Амбал номер один облокотился на телефонную будку, амбал номер два навис над Владимиром горой мускулистой плоти, амбал номер три вытащил пистолет из подмышечной кобуры.
– Ваш телефонный звонок отменяется, мистер, – произнес по-английски амбал под условным вторым номером. – Предлагаю короткую прогулку за угол к нашему автомобилю. У нас хорошая машина, мистер, не чета вашей. Прокатимся с комфортом, о'кей?
– Не бывает хороших или плохих машин, бывают разные водители. – Владимир непроизвольно поморщился. Из ощерившейся пасти амбала отвратительно пахло чесноком.
Смешно – дородный детина, боясь простудиться, мок под снегом и жевал чеснок для профилактики, а Владимира, судя по поведению, он совершенно не опасается – уверен, что три к одному заведомо выигрышный расклад.
– Теряем время, мистер. Прошу вас, не испытывайте мое терпение. Я десять лет дрался на профессиональном ринге, нервишки, знаете ли, ни к черту...
– Что? Часто попадало по голове?
– У нас инструкция, мистер, брать вас целым и невредимым, но босс простит, если я позволю себе один хук с левой. Пойдемте, я устал вас уговаривать.
– Простите великодушно, однако я все же позвоню по телефону, ладно?
Боксер глянул с откровенным презрением сверху вниз на более чем скромного по габаритам в сравнении с ним Владимира, оскалил неправдоподобно ровные вставные зубы и собрался высказать нечто резкое, оскорбительное, но не успел. Отработанным до автоматизма, до изящной небрежности движением Владимир схватился за складки одежды на груди амбала, развернулся боком к противнику, припал на одно колено – и тяжеленная туша англоговорящего пожирателя чеснока полетела, как принято говорить, «вверх тормашками».

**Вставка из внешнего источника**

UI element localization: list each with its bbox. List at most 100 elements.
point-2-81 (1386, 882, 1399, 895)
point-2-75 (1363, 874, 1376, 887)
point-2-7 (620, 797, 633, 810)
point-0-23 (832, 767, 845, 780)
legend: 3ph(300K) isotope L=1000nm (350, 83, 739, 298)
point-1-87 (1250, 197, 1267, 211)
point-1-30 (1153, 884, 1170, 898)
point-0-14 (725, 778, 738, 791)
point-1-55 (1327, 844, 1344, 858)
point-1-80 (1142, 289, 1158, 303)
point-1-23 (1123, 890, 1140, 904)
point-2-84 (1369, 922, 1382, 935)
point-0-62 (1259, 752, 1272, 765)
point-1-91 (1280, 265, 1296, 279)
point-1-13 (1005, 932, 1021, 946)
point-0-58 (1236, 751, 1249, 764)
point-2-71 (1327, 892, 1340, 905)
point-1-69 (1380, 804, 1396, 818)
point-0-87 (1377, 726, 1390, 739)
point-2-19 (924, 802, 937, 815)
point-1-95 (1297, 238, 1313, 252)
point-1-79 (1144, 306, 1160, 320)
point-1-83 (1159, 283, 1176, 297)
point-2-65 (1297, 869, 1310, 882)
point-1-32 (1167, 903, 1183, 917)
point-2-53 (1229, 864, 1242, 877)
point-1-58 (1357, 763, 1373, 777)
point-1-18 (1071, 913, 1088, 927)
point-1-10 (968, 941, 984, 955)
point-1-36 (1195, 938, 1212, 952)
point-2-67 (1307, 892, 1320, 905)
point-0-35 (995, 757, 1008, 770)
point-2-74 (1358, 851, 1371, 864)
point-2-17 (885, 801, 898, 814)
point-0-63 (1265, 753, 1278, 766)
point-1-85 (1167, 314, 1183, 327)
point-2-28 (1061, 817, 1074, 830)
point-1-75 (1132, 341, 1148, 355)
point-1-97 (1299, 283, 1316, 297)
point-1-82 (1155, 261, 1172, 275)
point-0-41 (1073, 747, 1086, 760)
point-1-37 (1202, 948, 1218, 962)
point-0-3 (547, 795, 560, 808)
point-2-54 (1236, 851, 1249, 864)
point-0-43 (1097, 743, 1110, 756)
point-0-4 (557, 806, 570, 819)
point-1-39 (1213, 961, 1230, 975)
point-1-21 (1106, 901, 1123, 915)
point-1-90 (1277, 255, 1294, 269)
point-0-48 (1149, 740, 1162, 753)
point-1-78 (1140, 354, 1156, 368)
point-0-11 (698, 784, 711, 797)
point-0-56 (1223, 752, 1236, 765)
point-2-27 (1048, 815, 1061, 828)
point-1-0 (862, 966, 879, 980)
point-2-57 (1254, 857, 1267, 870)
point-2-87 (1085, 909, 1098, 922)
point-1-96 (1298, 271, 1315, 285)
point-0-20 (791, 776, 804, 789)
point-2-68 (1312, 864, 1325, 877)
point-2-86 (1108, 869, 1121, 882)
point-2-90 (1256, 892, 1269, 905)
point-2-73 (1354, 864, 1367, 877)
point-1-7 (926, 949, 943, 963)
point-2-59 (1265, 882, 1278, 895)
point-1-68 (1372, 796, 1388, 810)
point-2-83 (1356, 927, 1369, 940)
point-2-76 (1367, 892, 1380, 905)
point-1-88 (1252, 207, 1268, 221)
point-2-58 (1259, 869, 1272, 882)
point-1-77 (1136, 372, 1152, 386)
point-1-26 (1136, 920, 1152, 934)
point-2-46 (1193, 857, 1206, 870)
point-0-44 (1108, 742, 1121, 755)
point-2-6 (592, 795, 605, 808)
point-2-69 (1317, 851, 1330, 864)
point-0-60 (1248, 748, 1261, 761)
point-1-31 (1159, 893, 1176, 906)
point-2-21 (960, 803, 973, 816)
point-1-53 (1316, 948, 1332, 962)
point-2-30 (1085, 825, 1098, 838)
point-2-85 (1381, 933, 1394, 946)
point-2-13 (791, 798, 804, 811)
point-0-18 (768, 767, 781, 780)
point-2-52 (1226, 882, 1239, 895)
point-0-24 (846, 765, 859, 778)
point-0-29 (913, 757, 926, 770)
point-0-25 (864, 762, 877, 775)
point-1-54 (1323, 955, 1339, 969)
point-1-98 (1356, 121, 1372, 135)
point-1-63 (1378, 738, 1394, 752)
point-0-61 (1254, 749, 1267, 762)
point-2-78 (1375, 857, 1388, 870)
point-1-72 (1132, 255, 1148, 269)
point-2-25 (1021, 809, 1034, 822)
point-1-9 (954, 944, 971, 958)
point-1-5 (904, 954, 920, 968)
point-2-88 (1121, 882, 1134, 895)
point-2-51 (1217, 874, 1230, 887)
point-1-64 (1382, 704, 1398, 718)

Едзаси – «летняя гроза», так поэтично называют японские дзюдоисты выполненную Владимиром атакующую комбинацию. Меж тем падение боксера на мостовую имело весьма прозаические последствия. Упав неуклюже и неумело, тяжеловес стукнулся головой о булыжник и лишился чувств.
Амбал еще пребывал в состоянии свободного полета, когда Владимир, отпустив захват, потянулся рукой к своей правой голени. Находясь в коленопреклоненной позе, при некоторой сноровке выхватить из спрятанных под брючиной, притороченных ремешками к щиколотке ножен миниатюрный обоюдоострый клинок – секундное дело. Лезвие сверкнуло в воздухе, и одновременно с приземлением жертвы «летней грозы» метательный нож глубоко вонзился в предплечье громилы с пистолетом, что стоял на углу, в пяти примерно метрах от Владимира.
Пистолет покатился по мостовой. Владимир прыгнул. Правая, толчковая нога описала широкую восходящую дугу, каблук полуботинка Владимира ударил в висок последнего невредимого амбала. Того, который подпирал могучим бицепсом телефонную будку.